Uncontrolled diabetes damages the small blood vessels in the kidneys, impairing kidney function and resulting in body retaining more water and salt than required. Wastes and fluid build up in blood. In addition when the kidneys are damaged, protein leaks out of the kidneys into the urine.
People with diabetes can develop nerve problems at any time, but the risk rises with age and longer duration of diabetes. The highest rates of neuropathies are seen in patients having diabetes for at least 25 years.
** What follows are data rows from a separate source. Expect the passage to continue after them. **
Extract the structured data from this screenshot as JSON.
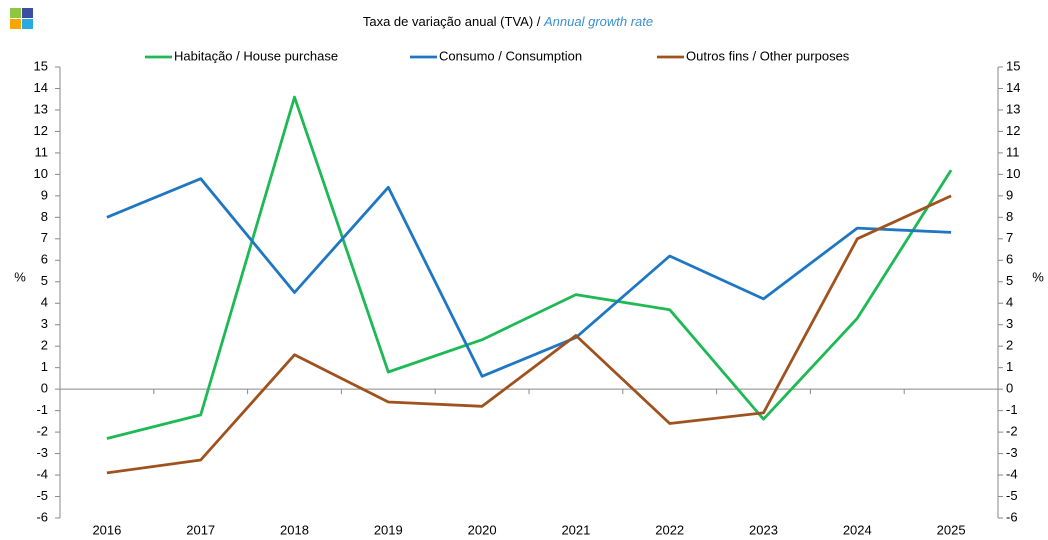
{
  "chart_data": {
    "type": "line",
    "subtitle": "Taxa de variação anual (TVA) /",
    "subtitle_en": "Annual growth rate",
    "ylabel": "%",
    "y2label": "%",
    "categories": [
      "2016",
      "2017",
      "2018",
      "2019",
      "2020",
      "2021",
      "2022",
      "2023",
      "2024",
      "2025"
    ],
    "series": [
      {
        "name": "Habitação / House purchase",
        "color": "#1db954",
        "values": [
          -2.3,
          -1.2,
          13.6,
          0.8,
          2.3,
          4.4,
          3.7,
          -1.4,
          3.3,
          10.2
        ]
      },
      {
        "name": "Consumo / Consumption",
        "color": "#1f77c4",
        "values": [
          8.0,
          9.8,
          4.5,
          9.4,
          0.6,
          2.4,
          6.2,
          4.2,
          7.5,
          7.3
        ]
      },
      {
        "name": "Outros fins / Other purposes",
        "color": "#a0521e",
        "values": [
          -3.9,
          -3.3,
          1.6,
          -0.6,
          -0.8,
          2.5,
          -1.6,
          -1.1,
          7.0,
          9.0
        ]
      }
    ],
    "ylim": [
      -6,
      15
    ],
    "yticks": [
      -6,
      -5,
      -4,
      -3,
      -2,
      -1,
      0,
      1,
      2,
      3,
      4,
      5,
      6,
      7,
      8,
      9,
      10,
      11,
      12,
      13,
      14,
      15
    ],
    "y2lim": [
      -6,
      15
    ],
    "y2ticks": [
      -6,
      -5,
      -4,
      -3,
      -2,
      -1,
      0,
      1,
      2,
      3,
      4,
      5,
      6,
      7,
      8,
      9,
      10,
      11,
      12,
      13,
      14,
      15
    ],
    "legend": "top"
  }
}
In people with diabetes, chances of having a stroke are 1.5 times higher than in people who don't have diabetes. A stroke happens when the blood supply to a part of brain is suddenly interrupted. The damage to blood vessels by high blood glucose levels makes it easier for fatty deposits to form in arteries and cause narrowing or blockages.
Heart disease strikes people with diabetes, twice as often as people without diabetes. More than 65 percent of deaths in diabetes patients are attributed to heart and vascular disease.
Uncontrolled diabetes can damage the feet in three ways- nerve damage, blood vessel damage and altered immune system due to high blood glucose levels. If left untreated, a minor foot injury could become a serious infection — even leading to tissue death (gangrene) requiring amputation.